Evet, bu bahis geçmişten günümüze kadar uzanan derin bir yaradır. Onun için feryad ediyor, aklımızı başımıza devşirelim diyoruz. Ve depremin yıkıcı etkilerinden korunmak için geçmişten ders alalım istiyoruz.

Yağmura nasıl yağma, diyemezseniz, depreme de olma diyemezsiniz. Yağmur yağar sel oluşur, tedbir almazsanız felâket yaşarsınız, deprem de öyle. Bölge deprem riski taşıdığına göre, zaman tedbir zamanıdır.

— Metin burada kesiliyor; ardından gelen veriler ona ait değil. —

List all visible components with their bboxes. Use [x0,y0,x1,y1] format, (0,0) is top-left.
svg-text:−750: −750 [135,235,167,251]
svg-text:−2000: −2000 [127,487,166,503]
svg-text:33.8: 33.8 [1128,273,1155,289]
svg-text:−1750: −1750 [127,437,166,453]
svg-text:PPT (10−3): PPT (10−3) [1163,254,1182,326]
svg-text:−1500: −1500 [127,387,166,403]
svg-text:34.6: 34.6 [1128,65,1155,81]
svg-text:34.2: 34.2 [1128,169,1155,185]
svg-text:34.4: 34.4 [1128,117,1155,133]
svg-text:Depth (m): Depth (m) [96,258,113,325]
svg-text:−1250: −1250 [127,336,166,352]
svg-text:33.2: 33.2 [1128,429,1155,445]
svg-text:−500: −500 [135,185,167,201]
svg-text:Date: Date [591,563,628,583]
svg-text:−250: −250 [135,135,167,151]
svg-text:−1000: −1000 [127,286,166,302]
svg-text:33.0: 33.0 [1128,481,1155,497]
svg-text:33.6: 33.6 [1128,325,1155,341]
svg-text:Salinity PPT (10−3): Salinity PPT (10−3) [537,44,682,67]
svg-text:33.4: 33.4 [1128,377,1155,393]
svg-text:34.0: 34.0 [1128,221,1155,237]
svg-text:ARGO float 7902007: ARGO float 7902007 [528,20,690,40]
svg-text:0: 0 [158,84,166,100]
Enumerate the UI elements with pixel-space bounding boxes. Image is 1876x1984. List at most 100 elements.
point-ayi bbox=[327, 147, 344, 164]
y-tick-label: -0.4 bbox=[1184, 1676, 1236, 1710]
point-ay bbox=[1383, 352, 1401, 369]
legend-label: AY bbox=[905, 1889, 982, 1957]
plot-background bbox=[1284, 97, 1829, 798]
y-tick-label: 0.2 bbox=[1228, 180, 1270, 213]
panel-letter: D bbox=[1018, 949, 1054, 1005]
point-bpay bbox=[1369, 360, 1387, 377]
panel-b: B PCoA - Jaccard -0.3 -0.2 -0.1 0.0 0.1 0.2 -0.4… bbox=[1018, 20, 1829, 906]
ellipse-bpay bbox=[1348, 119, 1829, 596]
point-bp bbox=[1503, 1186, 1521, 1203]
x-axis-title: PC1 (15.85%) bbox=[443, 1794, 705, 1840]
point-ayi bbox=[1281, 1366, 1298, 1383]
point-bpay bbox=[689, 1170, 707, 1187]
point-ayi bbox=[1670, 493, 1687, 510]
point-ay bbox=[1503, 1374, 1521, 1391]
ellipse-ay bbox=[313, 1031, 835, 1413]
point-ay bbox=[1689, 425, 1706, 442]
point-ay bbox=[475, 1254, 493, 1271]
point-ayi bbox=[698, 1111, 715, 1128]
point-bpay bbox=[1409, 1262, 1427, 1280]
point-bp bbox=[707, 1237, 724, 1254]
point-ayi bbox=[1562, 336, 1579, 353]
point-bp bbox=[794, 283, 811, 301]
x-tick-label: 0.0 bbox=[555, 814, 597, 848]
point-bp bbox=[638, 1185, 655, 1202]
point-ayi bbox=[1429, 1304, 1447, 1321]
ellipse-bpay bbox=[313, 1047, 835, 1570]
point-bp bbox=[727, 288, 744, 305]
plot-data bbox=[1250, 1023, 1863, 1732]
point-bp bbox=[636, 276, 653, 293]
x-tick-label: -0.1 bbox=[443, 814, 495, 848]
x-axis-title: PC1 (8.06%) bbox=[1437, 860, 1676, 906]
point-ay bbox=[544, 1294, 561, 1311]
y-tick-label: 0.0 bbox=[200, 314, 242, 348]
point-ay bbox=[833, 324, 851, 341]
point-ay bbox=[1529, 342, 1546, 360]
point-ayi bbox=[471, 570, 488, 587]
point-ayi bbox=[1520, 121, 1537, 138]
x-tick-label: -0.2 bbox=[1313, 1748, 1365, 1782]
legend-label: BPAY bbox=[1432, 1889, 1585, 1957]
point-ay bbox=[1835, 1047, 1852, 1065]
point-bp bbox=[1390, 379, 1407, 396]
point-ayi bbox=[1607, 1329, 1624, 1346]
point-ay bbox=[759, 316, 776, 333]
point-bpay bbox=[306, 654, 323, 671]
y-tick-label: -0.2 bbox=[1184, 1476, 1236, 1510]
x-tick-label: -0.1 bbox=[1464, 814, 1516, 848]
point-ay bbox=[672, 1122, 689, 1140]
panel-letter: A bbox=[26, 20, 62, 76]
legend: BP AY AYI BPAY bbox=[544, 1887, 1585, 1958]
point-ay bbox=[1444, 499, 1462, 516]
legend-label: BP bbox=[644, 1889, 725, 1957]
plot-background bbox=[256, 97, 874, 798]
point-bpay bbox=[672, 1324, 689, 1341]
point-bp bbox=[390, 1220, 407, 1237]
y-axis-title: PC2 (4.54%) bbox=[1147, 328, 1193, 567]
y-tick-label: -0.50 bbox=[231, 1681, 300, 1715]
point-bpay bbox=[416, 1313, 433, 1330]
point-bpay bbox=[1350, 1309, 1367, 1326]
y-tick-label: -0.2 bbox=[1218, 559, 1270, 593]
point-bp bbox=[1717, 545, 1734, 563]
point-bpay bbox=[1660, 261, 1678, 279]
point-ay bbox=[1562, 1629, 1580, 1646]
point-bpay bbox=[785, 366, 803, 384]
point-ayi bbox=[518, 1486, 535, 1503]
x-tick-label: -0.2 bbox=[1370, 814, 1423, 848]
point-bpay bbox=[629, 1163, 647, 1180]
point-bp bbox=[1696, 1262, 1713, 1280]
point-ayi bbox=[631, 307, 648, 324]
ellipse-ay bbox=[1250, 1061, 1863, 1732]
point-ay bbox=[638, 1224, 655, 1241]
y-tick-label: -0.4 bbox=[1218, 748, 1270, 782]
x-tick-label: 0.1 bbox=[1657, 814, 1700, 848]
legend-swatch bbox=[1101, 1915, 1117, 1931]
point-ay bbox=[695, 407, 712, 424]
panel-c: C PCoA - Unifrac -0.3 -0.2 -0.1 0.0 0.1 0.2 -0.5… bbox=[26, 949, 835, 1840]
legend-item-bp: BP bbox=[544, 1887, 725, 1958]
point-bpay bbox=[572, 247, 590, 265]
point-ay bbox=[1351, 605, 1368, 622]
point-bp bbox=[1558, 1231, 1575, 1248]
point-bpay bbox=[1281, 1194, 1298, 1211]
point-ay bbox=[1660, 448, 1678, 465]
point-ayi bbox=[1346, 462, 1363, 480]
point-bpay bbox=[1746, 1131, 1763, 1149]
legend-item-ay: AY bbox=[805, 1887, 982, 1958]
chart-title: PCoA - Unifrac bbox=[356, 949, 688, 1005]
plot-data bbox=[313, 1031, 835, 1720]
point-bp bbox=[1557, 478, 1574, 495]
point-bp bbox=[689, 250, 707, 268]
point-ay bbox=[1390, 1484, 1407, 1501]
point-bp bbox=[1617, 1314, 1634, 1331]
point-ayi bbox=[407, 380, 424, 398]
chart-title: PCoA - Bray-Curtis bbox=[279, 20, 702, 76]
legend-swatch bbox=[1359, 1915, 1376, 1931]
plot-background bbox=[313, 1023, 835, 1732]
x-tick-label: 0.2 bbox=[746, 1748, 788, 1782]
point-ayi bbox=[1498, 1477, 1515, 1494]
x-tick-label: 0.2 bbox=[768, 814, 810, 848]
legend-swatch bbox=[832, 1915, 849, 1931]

Önceki yazılarımızda belirtmeye çalıştığımız gibi yerleşim yerleri doğru seçilmemişti. Kaçak yapılaşma vardı. Binalar deprem şeraitine uygun olarak yapılmamıştı. Çürük zemine çürük binalar kondurulmuştu.  Hatırlayabildiğim en eski deprem Varto depremidir. O gündür bugündür durum aynıdır. Yıkımdan sonra harekete geçiliyor. Dileğimiz, İstanbul için aynı şey olmasın, ah vah tuh demeden önce köklü çözümler üretilsin.

FELÂKETTEN ÖNCE ALINACAK TEDBİRLER

Bu meyanda, Sinan örneğinden hareketle İstanbul’un nüfus artışı durdurulmalıdır. Unutmayalım ki, zararın önlenmesi kârdan önce gelir. Bunun için alınacak tedbirler pek çoktur. Öncelikli tedbir konut yapımını durdurmak ve kaçak yapıya fırsat vermemek olmalı. Önce kaçak yapı, sonra imar affı, affedilemez bir hatadır.

Marmara bölgesinde nüfus artışı şöyle dursun, mevcut nüfusu azaltacak tedbirlere başvurulmalıdır. Sözgelimi, bu bölgedeki fabrika ve tesisler zaman geçirilmeksizin Anadolu’ya taşınmalıdır.  Örnek olarak söyleyelim, Çorum, Çankırı, Yozgat, Kırşehir, Sivas, Erzurum gibi vilayetler ne güne duruyor?  Karadeniz sahillerinde sert zemine malik vilayetler var, onlar ne güne duruyor?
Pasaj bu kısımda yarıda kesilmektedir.